クロス・オーナーシップ規制を大幅緩和か

米放送、通信、電波の監督機関であるFCC(連邦通信委員会)がメディア所有規制の緩和策を検討している。FCC広報がこのほど発表したステートメントによれば、1メディア企業が同一区域で地上波テレビ局と新聞社を所有する“クロス・オーナーシップ”を制限する現行規定を一部廃止することも含め、簡素化と近代化を図る模様だ。


FCCのジェナコウスキー会長(写真・左)がすでに委員全員(4人)に原案を提示済みで、承認間近との見方があるが、連邦議会の一部から批判の声も出ており、12月中に採択に踏み切れるかどうか、紆余曲折がありそうだ。

 

実は同規制緩和は過去にも何度か試みられている。

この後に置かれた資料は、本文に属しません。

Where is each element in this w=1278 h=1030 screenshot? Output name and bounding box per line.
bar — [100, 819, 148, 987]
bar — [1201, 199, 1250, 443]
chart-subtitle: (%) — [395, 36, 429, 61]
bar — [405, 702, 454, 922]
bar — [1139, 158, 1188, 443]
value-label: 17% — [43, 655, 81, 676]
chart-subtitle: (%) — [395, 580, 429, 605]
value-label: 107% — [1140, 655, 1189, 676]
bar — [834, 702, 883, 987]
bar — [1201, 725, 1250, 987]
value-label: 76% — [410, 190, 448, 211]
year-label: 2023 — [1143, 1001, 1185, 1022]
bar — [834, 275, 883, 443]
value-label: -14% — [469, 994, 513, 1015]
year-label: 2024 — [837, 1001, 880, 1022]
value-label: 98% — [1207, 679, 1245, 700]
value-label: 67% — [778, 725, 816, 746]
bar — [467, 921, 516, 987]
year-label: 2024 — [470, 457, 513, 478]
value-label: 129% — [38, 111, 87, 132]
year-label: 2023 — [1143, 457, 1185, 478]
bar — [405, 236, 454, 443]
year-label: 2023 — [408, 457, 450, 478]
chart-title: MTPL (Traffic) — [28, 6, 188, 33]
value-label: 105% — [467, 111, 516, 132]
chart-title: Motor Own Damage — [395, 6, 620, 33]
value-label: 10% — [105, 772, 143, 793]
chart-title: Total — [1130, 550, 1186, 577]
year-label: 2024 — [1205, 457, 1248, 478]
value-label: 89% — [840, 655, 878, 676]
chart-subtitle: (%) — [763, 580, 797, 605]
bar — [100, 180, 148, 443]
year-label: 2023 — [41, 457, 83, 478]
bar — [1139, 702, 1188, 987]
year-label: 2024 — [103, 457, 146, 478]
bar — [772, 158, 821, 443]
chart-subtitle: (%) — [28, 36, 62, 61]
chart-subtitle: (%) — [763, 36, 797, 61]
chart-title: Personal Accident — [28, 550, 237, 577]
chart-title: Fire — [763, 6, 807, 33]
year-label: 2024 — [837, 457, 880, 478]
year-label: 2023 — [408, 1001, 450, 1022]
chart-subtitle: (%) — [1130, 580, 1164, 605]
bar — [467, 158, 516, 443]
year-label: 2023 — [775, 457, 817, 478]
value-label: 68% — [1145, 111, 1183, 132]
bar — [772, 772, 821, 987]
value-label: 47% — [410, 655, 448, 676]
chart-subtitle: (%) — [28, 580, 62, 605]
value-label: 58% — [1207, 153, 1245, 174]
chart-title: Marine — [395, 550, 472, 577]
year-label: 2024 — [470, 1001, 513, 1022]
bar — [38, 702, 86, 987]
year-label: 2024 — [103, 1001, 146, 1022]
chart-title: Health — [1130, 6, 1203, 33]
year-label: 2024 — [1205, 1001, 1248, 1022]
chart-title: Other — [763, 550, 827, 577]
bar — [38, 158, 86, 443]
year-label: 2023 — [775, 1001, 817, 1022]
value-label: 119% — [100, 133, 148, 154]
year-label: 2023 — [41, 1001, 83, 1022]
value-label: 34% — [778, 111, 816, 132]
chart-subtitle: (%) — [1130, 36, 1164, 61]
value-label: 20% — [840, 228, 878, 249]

直近では2007年にFCCがクロス・オーナーシップ緩和策を施行したが、11年になって米連邦控訴裁判所が無効としてFCCに差し戻す決定をしている。制定に際し、FCCが消費者に適切な説明を怠ったほか、十分なヒアリングを実施するなど市民の意見を組み入れていない、などというのが理由だった。


クロス・オーナーシップ規定の緩和や撤廃の動きについては、「コミュニティーには報道の多様性が必要。大手メディア企業の支配につながる規制緩和は市民の利益に反する」などと主張する市民団体などから反対意見が出ている。


一方、ニュースをインターネットから入手する市民が急増中。廃刊に追い込まれる新聞が続出している現状を踏まえ、規制緩和派からは、「クロス・オーナーシップを認めればテレビ局が新聞社を救える可能性も出てくる」「取材体制などを共用し合理化を図れる」などの意見が出ている。メディア企業の中からは、「緩和ではなく、完全撤廃に踏み切るべきだ」の声も挙がっている。


今回提案される新案の中身については公表されていないが、ニューヨークタイムズ紙などによれば、「新聞・テレビのクロス・オーナーシップが認められるメディアは全米上位20市場にある社」「ラジオ・テレビのクロス・オーナーシップ規制は撤廃」「ラジオ・新聞の同規制は撤廃」などが盛り込まれているという。


ただし、「 域内の上位4テレビ事業者による新聞あるいはラジオの所有は禁ずる」「クロス・オーナーシップが実施された後も、一区域内に少なくとも8社のメディア企業が存続すること」などの条件が付くようだ。20位以下のテレビ市場では引き続きメディア所有規制が有効となる。